En quatrième année, mon enfant me disait clairement ce qu'il aimait, et les activités de renforcement de la confiance étaient importantes car la pression sociale commençait à se faire sentir. Les activités qui renforcent la confiance en soi servent également à gérer le stress dès que le stress arrive. Mais la quatrième année invoque également le démon des devoirs. Le travail scolaire nécessite désormais plus de temps et son équilibre avec les activités devient la compétence centrale. Un bon fournitures d'art pour enfants ensemble ou un panier de basket débutant gagne sa vie à ce stade, mais pas au détriment de l'heure des devoirs.
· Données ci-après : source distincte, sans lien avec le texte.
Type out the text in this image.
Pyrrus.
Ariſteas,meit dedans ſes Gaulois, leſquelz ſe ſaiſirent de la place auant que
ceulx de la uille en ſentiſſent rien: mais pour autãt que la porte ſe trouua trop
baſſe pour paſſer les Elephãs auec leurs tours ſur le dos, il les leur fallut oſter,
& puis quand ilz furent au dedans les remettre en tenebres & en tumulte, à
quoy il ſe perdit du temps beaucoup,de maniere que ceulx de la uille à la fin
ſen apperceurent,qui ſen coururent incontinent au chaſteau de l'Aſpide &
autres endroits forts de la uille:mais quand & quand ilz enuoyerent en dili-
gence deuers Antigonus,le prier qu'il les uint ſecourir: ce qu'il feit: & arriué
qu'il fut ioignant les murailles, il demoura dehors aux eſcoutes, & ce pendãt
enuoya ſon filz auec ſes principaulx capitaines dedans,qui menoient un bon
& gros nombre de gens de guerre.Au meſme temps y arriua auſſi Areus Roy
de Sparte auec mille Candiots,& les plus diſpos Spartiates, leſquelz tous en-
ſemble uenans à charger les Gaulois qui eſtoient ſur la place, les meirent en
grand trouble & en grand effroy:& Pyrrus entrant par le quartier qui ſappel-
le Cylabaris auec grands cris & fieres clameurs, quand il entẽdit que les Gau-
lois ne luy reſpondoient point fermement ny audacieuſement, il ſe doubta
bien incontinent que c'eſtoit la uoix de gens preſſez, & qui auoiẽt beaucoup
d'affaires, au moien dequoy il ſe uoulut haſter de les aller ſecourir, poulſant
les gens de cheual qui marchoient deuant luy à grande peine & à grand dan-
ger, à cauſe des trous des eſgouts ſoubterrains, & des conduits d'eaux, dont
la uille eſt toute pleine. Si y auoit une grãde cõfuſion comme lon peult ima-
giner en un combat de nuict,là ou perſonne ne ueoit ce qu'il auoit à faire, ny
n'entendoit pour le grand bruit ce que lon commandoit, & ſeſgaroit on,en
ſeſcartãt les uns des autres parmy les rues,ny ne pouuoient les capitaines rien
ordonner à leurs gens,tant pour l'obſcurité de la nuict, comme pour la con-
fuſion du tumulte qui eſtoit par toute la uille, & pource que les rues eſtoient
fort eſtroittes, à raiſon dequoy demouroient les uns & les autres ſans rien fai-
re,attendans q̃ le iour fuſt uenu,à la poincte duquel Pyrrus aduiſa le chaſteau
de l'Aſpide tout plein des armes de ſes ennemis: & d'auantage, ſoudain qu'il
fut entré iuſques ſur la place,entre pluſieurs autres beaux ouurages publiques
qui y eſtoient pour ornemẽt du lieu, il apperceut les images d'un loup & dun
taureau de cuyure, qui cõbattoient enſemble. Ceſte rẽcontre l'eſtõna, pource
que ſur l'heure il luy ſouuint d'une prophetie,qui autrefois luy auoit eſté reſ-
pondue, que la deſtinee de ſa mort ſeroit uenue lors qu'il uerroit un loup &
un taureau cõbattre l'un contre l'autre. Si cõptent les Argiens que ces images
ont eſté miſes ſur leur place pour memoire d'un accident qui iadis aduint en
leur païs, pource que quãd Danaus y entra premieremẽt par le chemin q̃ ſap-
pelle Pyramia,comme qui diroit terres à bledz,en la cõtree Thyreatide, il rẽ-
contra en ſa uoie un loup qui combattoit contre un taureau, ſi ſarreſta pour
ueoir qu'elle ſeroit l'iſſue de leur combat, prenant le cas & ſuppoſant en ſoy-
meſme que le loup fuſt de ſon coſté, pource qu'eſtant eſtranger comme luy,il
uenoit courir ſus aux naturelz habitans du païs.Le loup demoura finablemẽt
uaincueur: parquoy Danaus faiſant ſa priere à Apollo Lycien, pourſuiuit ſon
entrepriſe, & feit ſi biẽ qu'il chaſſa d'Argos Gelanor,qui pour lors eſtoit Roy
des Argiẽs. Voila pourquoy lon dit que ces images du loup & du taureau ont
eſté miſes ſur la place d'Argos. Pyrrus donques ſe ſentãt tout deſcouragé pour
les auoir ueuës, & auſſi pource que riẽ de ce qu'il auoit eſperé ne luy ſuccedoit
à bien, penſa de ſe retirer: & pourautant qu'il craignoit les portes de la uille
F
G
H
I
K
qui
La cinquième année est une source d'énergie – ils veulent absolument tout faire – et ils mettent joyeusement les études au second plan pour le faire. C'est là que je surveille de près. Je réserve un ou deux jours de temps libre pour passer du temps en famille et je trouve que c'est un excellent moment pour susciter un intérêt pour le service communautaire. La capacité est réelle, tout comme le besoin de superviser la façon dont elle est dépensée.
Collège : viser l'énergie
Au collège, le levier que je tire est plus la direction que la dose. J'éloigne mon préadolescent de la télévision et me dirige vers des choses qui renforcent l'apprentissage – des clubs comme les scouts, un club de langues, les échecs. Les performances académiques augmentent véritablement lorsqu’un enfant s’engage dans quelque chose qui exerce les mêmes muscles. Comme plafond approximatif, seize à vingt heures d'activité supplémentaire par semaine suffisent amplement. Au-delà de cela, je commence à surveiller les signes d'épuisement professionnel : l'agressivité, la peur, le « je suis trop fatigué » qui ne se dissipe jamais.
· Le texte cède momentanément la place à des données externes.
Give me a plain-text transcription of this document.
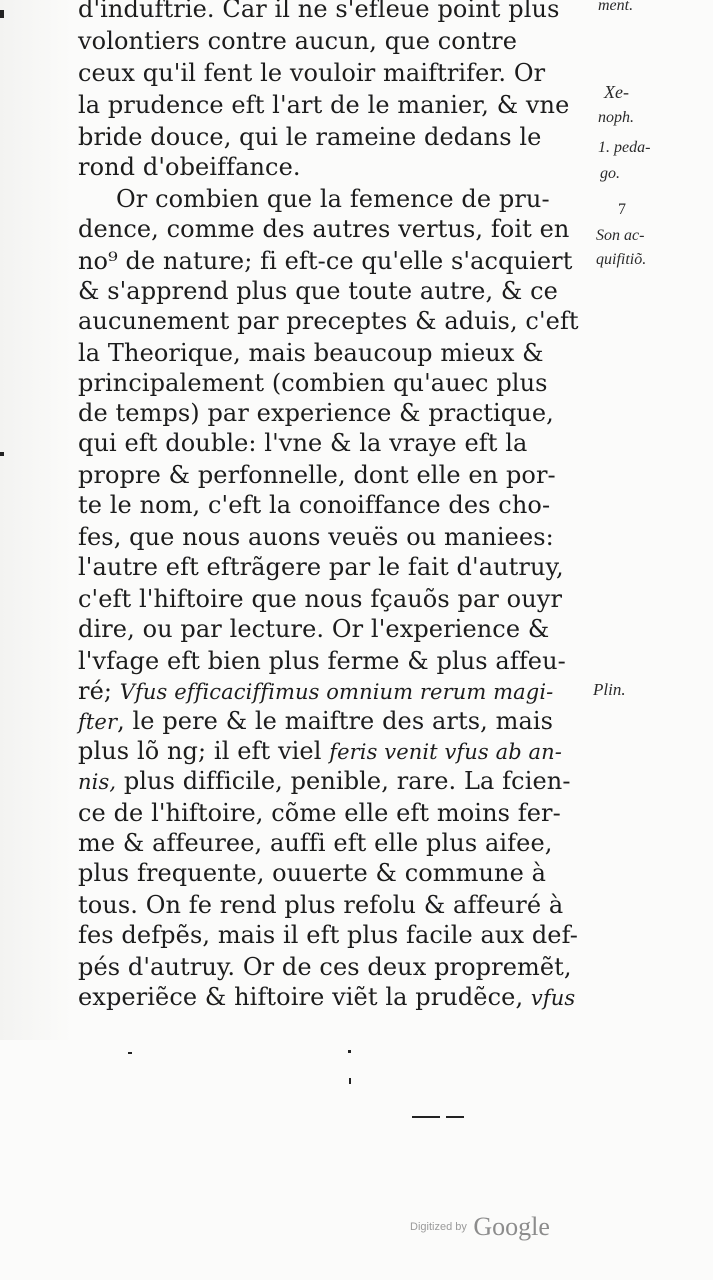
d'induftrie. Car il ne s'efleue point plus
volontiers contre aucun, que contre
ceux qu'il fent le vouloir maiftrifer. Or
la prudence eft l'art de le manier, & vne
bride douce, qui le rameine dedans le
rond d'obeiffance.
Or combien que la femence de pru-
dence, comme des autres vertus, foit en
no⁹ de nature; fi eft-ce qu'elle s'acquiert
& s'apprend plus que toute autre, & ce
aucunement par preceptes & aduis, c'eft
la Theorique, mais beaucoup mieux &
principalement (combien qu'auec plus
de temps) par experience & practique,
qui eft double: l'vne & la vraye eft la
propre & perfonnelle, dont elle en por-
te le nom, c'eft la conoiffance des cho-
fes, que nous auons veuës ou maniees:
l'autre eft eftrãgere par le fait d'autruy,
c'eft l'hiftoire que nous fçauõs par ouyr
dire, ou par lecture. Or l'experience &
l'vfage eft bien plus ferme & plus affeu-
ré; Vfus efficaciffimus omnium rerum magi-
fter, le pere & le maiftre des arts, mais
plus lõ ng; il eft viel feris venit vfus ab an-
nis, plus difficile, penible, rare. La fcien-
ce de l'hiftoire, cõme elle eft moins fer-
me & affeuree, auffi eft elle plus aifee,
plus frequente, ouuerte & commune à
tous. On fe rend plus refolu & affeuré à
fes defpẽs, mais il eft plus facile aux def-
pés d'autruy. Or de ces deux propremẽt,
experiẽce & hiftoire viẽt la prudẽce, vfus
ment.
Xe-
noph.
1. peda-
go.
7
Son ac-
quifitiõ.
Plin.
Digitized by Google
La vraie règle : lire au gamin
Chaque chiffre ci-dessus est un point de départ et non une prescription. Ce qui décide réellement de la bonne dose, c'est le tempérament de mon enfant. Certains enfants prospèrent dans le haut de gamme et dépérissent avec trop peu ; d'autres ont besoin de beaucoup moins que ce que le guide suggère et me le disent à travers leur humeur. Je considère donc l'horaire comme une hypothèse et je laisse les commentaires de l'enfant le réviser. Je regarde attentivement, je demande directement et je m'adapte. La note me dit par où commencer ; mon vrai enfant me dit où atterrir. Une modeste étagère de jeux de société pour enfants car les soirées gratuites sont mon assurance tranquille qu'une nuit sous-programmée ne semble jamais vide - et que le cadran peut toujours baisser sans que personne ne se sente privé.